Quick answer

Use subagents when a task can be split into independent research, verification, or bounded implementation slices. Keep urgent blocking work local, give each subagent a concrete output, and avoid asking several agents to modify the same files.

Useful workflows

Research pass: one subagent checks official docs or changelogs while the main agent inspects the local codebase.

Review pass: one subagent evaluates a plan or diff for missing tests, unsafe assumptions, or security gaps.

Split implementation: separate agents own disjoint modules only after the write scopes are clear.

Common failure mode

Subagents are not a substitute for clear task boundaries. If two agents need the same context or files, keep the task local until the boundary is clearer.

Recommended play

  1. Use subagents first for research, review, and verification because those tasks have clear outputs and low file-conflict risk.
  2. Move to split implementation only when file ownership is already disjoint.
  3. Close every subagent with a decision: accept, reject, or park the finding, instead of blending all outputs into vague consensus.

Subagent delegation matrix

Choose the subagent pattern by task shape, not by how large or exciting the project feels.

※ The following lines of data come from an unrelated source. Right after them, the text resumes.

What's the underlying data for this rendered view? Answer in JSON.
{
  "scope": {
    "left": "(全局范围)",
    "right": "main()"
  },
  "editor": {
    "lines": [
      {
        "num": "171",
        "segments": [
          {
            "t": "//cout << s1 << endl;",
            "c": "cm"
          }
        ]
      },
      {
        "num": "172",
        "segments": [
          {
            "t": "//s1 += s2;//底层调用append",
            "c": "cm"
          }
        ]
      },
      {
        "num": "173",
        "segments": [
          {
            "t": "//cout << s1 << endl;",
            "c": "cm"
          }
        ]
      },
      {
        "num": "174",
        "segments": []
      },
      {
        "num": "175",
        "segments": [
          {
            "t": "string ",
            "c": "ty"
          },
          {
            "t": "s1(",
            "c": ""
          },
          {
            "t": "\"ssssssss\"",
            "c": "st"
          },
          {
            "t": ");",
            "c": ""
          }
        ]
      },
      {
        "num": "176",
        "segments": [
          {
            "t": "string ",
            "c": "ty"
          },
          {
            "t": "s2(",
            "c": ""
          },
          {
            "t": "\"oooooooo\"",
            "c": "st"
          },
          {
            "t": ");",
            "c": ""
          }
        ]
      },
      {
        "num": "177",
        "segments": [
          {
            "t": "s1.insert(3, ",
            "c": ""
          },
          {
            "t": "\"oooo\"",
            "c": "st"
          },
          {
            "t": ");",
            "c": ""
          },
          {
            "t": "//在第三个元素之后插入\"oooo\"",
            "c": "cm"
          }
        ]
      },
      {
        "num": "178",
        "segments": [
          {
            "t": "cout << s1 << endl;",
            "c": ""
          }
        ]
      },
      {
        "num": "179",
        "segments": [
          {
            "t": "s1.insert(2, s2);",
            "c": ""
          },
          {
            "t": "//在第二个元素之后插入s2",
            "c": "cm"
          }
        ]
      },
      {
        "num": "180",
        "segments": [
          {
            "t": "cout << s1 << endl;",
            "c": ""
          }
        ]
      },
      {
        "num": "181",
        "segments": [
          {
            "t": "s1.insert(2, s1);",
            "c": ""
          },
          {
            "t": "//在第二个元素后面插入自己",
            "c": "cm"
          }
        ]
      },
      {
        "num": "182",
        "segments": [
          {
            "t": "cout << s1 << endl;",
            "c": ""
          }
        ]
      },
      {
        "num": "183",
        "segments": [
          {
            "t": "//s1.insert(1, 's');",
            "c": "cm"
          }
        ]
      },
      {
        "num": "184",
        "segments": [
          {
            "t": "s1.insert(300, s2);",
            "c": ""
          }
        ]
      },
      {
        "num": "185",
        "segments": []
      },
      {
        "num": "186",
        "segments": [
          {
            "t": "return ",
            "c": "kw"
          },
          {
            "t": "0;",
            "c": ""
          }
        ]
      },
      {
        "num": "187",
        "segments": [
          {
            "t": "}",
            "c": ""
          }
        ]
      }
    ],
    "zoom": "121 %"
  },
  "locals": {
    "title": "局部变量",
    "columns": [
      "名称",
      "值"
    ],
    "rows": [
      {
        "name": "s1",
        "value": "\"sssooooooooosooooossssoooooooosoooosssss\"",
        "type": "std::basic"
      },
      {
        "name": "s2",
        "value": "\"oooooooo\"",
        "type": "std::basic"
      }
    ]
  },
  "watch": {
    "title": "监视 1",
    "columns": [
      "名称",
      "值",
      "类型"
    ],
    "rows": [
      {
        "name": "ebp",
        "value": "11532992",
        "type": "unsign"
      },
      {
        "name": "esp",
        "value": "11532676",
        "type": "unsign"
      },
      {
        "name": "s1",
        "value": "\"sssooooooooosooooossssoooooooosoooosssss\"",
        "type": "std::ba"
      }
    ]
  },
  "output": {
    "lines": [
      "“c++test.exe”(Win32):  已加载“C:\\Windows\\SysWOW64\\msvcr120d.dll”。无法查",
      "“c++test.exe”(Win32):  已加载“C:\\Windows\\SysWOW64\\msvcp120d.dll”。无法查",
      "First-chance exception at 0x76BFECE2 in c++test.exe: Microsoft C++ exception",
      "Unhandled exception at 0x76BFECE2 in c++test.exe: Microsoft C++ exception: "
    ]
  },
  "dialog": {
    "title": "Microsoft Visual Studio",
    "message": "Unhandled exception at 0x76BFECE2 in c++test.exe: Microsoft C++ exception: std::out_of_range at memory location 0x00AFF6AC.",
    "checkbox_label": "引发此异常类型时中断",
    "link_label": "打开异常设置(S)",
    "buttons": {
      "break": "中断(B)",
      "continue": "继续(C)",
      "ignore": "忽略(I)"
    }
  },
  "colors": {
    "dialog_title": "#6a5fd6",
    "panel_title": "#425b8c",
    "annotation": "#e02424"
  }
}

AreaUse subagents whenKeep local whenExpected output
ResearchOfficial docs, changelogs, or API behavior can be checked independentlyThe answer depends on unresolved local code detailsSource-backed summary and risk notes
ReviewA plan or diff needs a second pass for bugs, missing tests, or assumptionsThe reviewer would need to edit the same files immediatelyPrioritized findings with file or requirement references
ImplementationModules and files are clearly separatedTwo agents need the same files or shared stateScoped patch or implementation notes
VerificationOne agent can run checks while the main thread inspects resultsThe failing behavior is still not reproducedCommands, outputs, and pass/fail conclusion

Execution steps

01

Name the decision

Write the exact decision the main agent needs, such as whether a migration path is safe or which docs changed.

02

Bound context and ownership

Give the subagent only the files, docs, or question it needs, and state whether it may edit or only report.

03

Collect findings before merging

Read every subagent result, separate evidence from opinion, and decide which findings change the main path.

04

Verify the integrated result

Run the final checks in the main thread so the completed work has one accountable owner.

Common pitfalls

Spawning agents before the boundary is clear

Write the desired output first, then decide whether parallel work is actually independent.

Letting multiple agents edit the same area

Use subagents for analysis or disjoint files; keep shared edits in the main thread.

Averaging conflicting advice

Pick the result with better evidence and explain the decision in the main thread.

Implementation checklist

  • Name the output you need before spawning a subagent.
  • Keep each task self-contained.
  • Assign disjoint file ownership for edits.
  • Close agents after collecting results.
  • Merge conclusions into one decision instead of averaging blindly.

Questions this guide answers

What is the answer to Claude Code subagents examples?

Workflow patterns for using Claude Code subagents to split research, implementation, review, migration, and verification work.

Who is this practical examples tutorial for?

Developers using Claude Code for larger codebases, migrations, and multi-step reviews.

Which sources support this guide?

This guide is grounded in official or high-confidence sources from Anthropic, Anthropic.